To allow the children some time to explore on their own, Julia, Stephanie, and Abby gave each child their own teacup to hold. The children immediately began pretending to drink from their cups and started knocking their cups together and saying, “cheers”.
How did you encourage your class to explore their own ideas while in the gallery? Why is this important for toddler learning?
I am so glad that we brought the toy cups into the gallery. Having objects or something for the children to hold in the galleries is a really great way to keep their interest. It also lets them begin to play in the museum space. Children this age need to act something out or interact with it physically in order to build understanding. I should note that when you allow children to play, they sometimes will partake in activities that need redirection. In this instance, my class started banging their cups on the ground in a quiet and echo-y gallery so we encouraged them to instead take pretend slurps and saying cheers
Julia reminded her class that “tea is a time” and explained that sometimes people drink tea to socialize or to find a sense of calm deep inside of themselves. To further explain this sense of calm, she read “Charlotte and the Quiet Place” by Deborah Sosin.
How did you explain the topic “tea is a time” to your toddlers?
In doing my research for this lesson, I learned how very often “tea times” around the world are used as a break from work and a chance to socialize. There is the classic British tea time but also many, many, other cultural traditions around tea as a time to relax. Japanese tea ceremonies focus on using the process of preparing tea as a time of calm and meditation. With children this age, recognizing and dealing with big feelings is a huge part of their social emotional development. Finding ways to help toddlers recognize when they are overwhelmed and giving them strategies (even as simple as teaching them how to take big breaths) are really valuable.
I love the book Charlotte and the Quiet Place by Deborah Sosin (Author) and Sara Woolley (Illustrator) because it is very simple, a young girl is overwhelmed by a noisy world. She finds a quiet place in that park and realizes taking deep breaths helps her feel better. It helps introduce children to the idea of being overwhelmed (e.g. things are too loud) and that there are ways to not feel that way. Talking about tea time as a calming time was both authentic to the many cultures that consume tea and also a great opportunity to help talk to children about their big feelings.
Before leaving, children took some deep breaths while holding their teacups so they could find their own quiet place. Then they were lifted up so they could better see the tea bowls.
What recommendations do you have for another teacher trying out this lesson?
If you are going to teach about other cultures it helps to ground it in something the children are genuinely interested in. I tried to avoid taking a tourist approach to Japanese culture by always connecting the knowledge to the children’s lives and grounding the lessons in their demonstrated interest in tea.

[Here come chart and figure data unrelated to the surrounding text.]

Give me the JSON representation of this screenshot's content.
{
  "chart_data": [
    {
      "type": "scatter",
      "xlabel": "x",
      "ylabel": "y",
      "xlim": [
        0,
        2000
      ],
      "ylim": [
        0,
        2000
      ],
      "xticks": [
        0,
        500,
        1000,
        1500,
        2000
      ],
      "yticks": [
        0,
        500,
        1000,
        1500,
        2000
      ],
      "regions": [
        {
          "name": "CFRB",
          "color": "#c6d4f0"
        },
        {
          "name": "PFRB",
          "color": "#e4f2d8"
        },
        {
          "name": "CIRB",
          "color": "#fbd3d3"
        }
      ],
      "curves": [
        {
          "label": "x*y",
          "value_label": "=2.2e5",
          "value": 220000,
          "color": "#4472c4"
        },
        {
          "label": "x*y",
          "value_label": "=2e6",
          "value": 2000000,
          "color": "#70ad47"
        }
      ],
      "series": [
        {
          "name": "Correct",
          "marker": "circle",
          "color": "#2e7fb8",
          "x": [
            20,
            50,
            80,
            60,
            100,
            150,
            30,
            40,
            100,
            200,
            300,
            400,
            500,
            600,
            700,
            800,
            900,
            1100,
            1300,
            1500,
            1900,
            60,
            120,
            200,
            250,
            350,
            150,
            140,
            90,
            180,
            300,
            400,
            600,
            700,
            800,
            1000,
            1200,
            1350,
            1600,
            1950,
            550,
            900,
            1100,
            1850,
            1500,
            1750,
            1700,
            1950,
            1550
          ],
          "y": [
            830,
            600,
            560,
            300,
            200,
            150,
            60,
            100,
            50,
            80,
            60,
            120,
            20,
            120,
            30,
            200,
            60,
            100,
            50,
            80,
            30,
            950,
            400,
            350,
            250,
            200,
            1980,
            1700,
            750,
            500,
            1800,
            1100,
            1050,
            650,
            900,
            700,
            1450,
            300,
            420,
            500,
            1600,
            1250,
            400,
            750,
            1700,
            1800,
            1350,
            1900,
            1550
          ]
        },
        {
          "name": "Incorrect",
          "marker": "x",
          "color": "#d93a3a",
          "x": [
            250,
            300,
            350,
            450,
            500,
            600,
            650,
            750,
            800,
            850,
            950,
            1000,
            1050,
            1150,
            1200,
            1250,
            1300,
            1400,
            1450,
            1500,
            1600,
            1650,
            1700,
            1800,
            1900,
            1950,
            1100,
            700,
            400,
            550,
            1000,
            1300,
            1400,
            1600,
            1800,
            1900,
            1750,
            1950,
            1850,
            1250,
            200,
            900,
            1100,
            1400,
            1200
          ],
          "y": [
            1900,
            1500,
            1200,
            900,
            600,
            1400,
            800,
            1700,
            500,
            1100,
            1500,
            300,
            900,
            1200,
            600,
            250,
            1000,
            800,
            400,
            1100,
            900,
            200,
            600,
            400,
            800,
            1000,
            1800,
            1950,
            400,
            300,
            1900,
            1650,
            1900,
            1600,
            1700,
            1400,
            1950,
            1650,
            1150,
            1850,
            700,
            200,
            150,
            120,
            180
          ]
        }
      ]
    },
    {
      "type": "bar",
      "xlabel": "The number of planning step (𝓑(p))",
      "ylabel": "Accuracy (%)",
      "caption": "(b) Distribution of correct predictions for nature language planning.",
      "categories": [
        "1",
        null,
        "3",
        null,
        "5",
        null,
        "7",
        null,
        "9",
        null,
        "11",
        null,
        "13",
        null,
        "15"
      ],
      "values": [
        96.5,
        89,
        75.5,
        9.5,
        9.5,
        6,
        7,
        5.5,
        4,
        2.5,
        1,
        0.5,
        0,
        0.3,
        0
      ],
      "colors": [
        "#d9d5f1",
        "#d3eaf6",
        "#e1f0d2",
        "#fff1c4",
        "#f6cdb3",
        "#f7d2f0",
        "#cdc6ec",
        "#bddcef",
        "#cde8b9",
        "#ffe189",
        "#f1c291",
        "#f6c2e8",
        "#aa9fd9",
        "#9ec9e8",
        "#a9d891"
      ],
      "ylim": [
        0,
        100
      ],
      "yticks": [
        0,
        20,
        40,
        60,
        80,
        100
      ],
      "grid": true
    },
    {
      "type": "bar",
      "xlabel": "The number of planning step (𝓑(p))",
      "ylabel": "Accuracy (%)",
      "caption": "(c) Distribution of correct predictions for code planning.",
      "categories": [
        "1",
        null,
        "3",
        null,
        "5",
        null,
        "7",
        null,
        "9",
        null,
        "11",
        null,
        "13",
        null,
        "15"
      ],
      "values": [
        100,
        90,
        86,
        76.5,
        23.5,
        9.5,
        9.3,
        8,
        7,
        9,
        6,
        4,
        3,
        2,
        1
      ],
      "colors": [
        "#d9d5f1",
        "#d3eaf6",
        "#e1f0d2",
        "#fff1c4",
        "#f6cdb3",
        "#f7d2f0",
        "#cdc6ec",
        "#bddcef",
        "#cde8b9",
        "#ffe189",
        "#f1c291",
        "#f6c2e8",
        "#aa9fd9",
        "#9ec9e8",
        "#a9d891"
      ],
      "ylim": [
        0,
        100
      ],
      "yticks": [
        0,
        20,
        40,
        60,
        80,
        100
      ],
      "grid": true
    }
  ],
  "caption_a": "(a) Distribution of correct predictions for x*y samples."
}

I had trouble finding books about tea that were age appropriate and connected well to my lesson so I wrote my own! It’s always an option to make the resource you are looking for. When visiting museums that are not typically geared toward children, it helps to visit the space first to see the layout of the gallery. In this instance, I was able to determine where I would want the children to sit so that they could freely explore with their toy tea cups.